The author is a teacher. Joe Baron is a pseudonym.
On the odd occasion, small news stories prod and aggravate old, latent ones that many would rather remained buried in the past. Ofqual's recent decision to revoke its commitment to ban exam seminars is just one such occasion.
Back in December 2011, let's not forget, examiners were caught, amongst other things, revealing the content of exams to course deliverers in these very seminars. As a teacher well versed in the corrupt practices of my profession, the revelations came as no surprise. They had indeed been common knowledge for a very long time. But the widespread attack upon the integrity of our examination system by venal examiners touting for business, and teachers looking to improve results at any cost, still, some 18 months later, has the ability to render one speechless.
Surely though the real story, even today, is why it took a newspaper – the Daily Telegraph – to uncover a scandal that should have been uncovered by the regulator, Ofqual. Forget the lone voices of a few rebellious pedagogues willing to speak out, stubbornly wedded to the outdated, mistaken belief that teaching is a noble profession, the regulator should have been regulating.
As Michael Gove patiently awaited Ofqual’s conclusions – he, rather amusingly, asked the organisation that failed to spot these glaring transgressions in the first place to investigate the Telegraph’s allegations –, I couldn’t help but think he was barking up the wrong tree. He should have been investigating Ofqual. It failed in its primary duty to maintain examination standards and ensure that our qualifications remained among the best, most highly regarded in the world.
Of course, Gove would say that Ofqual was an untainted, relatively new quango set up in 2010 to replace the failing QCA. But surely it had more than enough time to investigate these deplorable practices. Why didn’t it?
The reality is that the entire educational system is rotten, and the rot starts, unsurprisingly, with the regulators. Teachers, schools, and examination boards dance to the tunes played by these powerful organisations. They set the agenda and dictate the standards. If standards decline – as they have – or probity is sacrificed at the altar of a venal educational clique – as it has been – it is down to regulatory shortcomings. These examiners were not lone renegades subverting an otherwise unimpeachable, functioning system; they were part of its very fabric, a fabric intricately woven by the shameless quangocrats of Ofqual.
And let's not pretend that the scandal stops there. Ofqual isn’t the only watchdog that needs to be investigated. Ofsted, the schools' inspectorate, is also deeply suspect. In my experience, and in the shared experiences of many of my colleagues and fellow professionals, its judgements often bear no relation to reality. For example, despite severe behavioural problems, poor examination results and, in some cases, falling attendance, I am aware of many schools that are still judged to be good, or even outstanding.
Inspectors – most of whom are paternalistic, condescending ex-teachers – arrogantly choose to ignore the opinions of local parents who choose to send their children elsewhere, and the opinions of many who write letters of complaint. They blindly reject the market’s judgement and tacitly assert that everyone else – bar them (the experts!) of course – is wrong. These schools are successful, they cry, no matter what local people think.
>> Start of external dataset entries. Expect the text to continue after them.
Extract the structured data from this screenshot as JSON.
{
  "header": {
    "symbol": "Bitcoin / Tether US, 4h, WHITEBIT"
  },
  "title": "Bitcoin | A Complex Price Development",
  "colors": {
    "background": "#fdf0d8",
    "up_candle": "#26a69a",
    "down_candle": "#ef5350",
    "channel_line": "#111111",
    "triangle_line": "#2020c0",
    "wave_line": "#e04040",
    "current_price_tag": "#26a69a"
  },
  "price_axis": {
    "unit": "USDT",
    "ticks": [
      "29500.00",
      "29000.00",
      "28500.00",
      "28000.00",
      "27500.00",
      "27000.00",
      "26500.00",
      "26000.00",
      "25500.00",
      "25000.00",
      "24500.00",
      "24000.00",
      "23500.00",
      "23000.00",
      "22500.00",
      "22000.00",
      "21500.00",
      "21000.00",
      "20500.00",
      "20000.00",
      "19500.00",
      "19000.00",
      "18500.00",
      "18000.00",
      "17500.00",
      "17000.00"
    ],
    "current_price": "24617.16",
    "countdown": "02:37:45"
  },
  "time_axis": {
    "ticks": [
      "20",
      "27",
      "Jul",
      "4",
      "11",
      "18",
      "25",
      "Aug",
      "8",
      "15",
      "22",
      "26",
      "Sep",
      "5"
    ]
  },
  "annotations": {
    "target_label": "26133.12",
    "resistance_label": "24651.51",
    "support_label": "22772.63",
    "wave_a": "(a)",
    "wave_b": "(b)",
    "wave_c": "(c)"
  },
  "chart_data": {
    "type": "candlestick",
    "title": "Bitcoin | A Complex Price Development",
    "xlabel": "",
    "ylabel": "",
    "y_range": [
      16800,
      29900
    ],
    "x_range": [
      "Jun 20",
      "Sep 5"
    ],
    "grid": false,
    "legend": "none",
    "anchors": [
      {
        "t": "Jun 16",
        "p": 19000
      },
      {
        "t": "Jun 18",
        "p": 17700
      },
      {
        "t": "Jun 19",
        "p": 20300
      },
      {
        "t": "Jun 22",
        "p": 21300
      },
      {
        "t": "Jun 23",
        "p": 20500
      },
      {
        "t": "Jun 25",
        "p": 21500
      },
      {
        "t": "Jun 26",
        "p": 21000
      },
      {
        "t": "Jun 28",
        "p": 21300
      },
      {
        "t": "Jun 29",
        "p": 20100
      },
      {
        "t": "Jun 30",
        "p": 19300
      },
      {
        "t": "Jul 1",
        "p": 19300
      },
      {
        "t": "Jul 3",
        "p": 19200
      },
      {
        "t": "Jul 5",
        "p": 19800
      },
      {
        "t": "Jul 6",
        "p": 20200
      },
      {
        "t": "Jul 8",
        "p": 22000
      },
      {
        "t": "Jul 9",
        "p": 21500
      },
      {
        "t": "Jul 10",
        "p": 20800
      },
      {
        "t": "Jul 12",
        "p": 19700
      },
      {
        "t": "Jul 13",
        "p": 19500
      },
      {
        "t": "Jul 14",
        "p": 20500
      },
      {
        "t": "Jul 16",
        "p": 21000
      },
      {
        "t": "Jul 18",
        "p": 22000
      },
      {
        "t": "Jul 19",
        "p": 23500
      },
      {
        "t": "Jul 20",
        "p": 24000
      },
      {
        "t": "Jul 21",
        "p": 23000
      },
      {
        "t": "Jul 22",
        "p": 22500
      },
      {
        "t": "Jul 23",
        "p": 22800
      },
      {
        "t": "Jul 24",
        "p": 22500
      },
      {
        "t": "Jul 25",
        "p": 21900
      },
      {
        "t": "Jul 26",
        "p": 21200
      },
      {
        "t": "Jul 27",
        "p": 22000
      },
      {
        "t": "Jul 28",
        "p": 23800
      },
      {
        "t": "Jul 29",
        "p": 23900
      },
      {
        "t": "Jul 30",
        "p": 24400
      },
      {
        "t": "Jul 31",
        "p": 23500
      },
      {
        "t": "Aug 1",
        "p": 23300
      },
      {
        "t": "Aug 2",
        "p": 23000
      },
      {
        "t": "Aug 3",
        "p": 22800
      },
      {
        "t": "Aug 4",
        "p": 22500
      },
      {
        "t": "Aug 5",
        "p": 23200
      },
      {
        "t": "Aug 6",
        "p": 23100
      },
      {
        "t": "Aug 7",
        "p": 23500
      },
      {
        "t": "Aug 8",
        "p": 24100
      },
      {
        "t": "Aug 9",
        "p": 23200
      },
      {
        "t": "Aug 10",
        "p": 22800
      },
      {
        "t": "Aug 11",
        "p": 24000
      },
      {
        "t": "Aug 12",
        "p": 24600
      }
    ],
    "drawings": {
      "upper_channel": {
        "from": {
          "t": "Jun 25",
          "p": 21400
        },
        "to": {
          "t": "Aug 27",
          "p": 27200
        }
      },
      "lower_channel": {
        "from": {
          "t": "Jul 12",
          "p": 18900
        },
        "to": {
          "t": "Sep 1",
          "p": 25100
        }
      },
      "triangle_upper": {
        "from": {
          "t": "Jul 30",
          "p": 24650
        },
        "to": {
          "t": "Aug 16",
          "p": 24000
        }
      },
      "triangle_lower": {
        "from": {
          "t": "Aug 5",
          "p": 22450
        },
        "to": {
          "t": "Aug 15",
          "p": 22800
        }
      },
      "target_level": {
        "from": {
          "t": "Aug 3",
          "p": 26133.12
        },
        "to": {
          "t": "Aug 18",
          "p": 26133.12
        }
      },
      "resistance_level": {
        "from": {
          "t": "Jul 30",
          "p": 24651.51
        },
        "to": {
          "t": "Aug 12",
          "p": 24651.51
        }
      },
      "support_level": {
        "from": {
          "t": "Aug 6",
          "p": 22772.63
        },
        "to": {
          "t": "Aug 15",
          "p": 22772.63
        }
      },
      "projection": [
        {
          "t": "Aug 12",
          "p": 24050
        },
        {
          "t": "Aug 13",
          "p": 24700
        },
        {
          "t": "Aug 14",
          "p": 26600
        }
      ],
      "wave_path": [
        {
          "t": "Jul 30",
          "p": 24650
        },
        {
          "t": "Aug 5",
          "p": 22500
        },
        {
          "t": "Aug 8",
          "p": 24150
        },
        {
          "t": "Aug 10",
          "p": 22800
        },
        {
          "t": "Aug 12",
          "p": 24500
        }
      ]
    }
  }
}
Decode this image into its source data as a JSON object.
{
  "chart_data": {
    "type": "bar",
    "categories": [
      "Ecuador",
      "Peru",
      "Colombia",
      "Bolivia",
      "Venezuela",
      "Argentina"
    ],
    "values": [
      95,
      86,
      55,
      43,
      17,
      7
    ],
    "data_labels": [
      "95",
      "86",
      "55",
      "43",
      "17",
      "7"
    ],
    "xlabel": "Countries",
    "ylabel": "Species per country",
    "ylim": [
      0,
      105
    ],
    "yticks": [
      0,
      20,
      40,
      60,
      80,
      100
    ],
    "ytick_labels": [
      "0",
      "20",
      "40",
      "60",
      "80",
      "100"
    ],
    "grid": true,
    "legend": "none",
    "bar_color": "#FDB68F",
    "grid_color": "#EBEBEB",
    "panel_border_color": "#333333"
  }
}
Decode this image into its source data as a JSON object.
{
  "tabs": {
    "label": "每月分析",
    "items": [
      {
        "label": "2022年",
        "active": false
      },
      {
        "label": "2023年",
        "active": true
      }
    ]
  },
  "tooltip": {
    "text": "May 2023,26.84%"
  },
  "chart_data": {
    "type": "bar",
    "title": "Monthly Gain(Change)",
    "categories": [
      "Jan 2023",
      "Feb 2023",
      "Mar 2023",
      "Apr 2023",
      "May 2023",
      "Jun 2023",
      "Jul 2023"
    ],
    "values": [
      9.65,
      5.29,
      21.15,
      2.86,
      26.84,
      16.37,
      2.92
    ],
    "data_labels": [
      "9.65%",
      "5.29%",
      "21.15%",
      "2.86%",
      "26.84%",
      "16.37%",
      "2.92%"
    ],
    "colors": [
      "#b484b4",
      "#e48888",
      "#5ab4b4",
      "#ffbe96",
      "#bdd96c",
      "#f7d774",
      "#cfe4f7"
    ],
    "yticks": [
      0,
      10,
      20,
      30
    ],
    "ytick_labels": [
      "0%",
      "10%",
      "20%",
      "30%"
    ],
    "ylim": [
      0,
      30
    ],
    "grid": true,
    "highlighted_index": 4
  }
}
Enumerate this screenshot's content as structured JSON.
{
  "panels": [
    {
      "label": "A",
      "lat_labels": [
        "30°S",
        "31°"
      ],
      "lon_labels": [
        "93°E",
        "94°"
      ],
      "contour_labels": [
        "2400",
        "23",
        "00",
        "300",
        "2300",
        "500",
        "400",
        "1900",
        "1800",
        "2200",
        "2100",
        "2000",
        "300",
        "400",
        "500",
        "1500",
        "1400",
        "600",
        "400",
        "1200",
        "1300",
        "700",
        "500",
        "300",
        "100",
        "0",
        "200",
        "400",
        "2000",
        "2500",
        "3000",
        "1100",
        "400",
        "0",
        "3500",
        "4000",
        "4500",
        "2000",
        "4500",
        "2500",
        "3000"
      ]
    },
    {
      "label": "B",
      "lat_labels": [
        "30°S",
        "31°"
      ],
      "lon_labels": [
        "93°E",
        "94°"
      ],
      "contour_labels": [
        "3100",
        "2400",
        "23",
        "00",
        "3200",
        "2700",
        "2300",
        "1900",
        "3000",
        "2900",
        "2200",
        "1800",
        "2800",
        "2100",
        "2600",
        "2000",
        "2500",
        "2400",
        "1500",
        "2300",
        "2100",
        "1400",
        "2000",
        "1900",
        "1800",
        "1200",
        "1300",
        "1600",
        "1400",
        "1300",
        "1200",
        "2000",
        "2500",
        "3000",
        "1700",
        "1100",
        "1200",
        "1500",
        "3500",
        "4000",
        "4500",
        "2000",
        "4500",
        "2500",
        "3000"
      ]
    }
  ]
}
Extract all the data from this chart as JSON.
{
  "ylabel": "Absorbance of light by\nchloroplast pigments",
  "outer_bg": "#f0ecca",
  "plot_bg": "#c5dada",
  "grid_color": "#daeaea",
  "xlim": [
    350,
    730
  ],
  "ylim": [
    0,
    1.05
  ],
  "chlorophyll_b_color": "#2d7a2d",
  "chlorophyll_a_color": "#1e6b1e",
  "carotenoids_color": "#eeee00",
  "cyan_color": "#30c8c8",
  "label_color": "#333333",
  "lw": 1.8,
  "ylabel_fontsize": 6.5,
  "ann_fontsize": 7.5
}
Ofsted’s myopia seems, in these cases, so flagrant, its judgments so inaccurate, that it raises my suspicions, and the suspicions of my fellow professionals and colleagues. Why does it not see what we see?
The alarming truth is that Ofqual and Ofsted are two sides of the same coin. Both are manned by ex-teachers responsible for many of the problems that pervade twenty-first-century education in Britain. One suspects that these bureaucrats were, during their teaching careers, purveyors of low expectations that led to poor behaviour and poor results. They would have been leftists determined to ensure equality, not of opportunity but of outcome. In practice, therefore, the inexorable decline of standards through dumbing down would have been desirable, in a bid to ensure that everyone passes.
Alas, it is only a small step from here to outright cheating in an attempt to realise the same objective. All must have prizes; all must succeed, no matter what the cost. Unfortunately for our children, the system has been Sovietised, and as in the Soviet Union, corruption is endemic. How can you expect these people to police the very system they helped create? So Ofqual has decided to revoke its commitment to ban exam seminars. Who cares? The real scandal is the survival of a failed regulator. Michael Gove needs to dismantle the entire rotten edifice.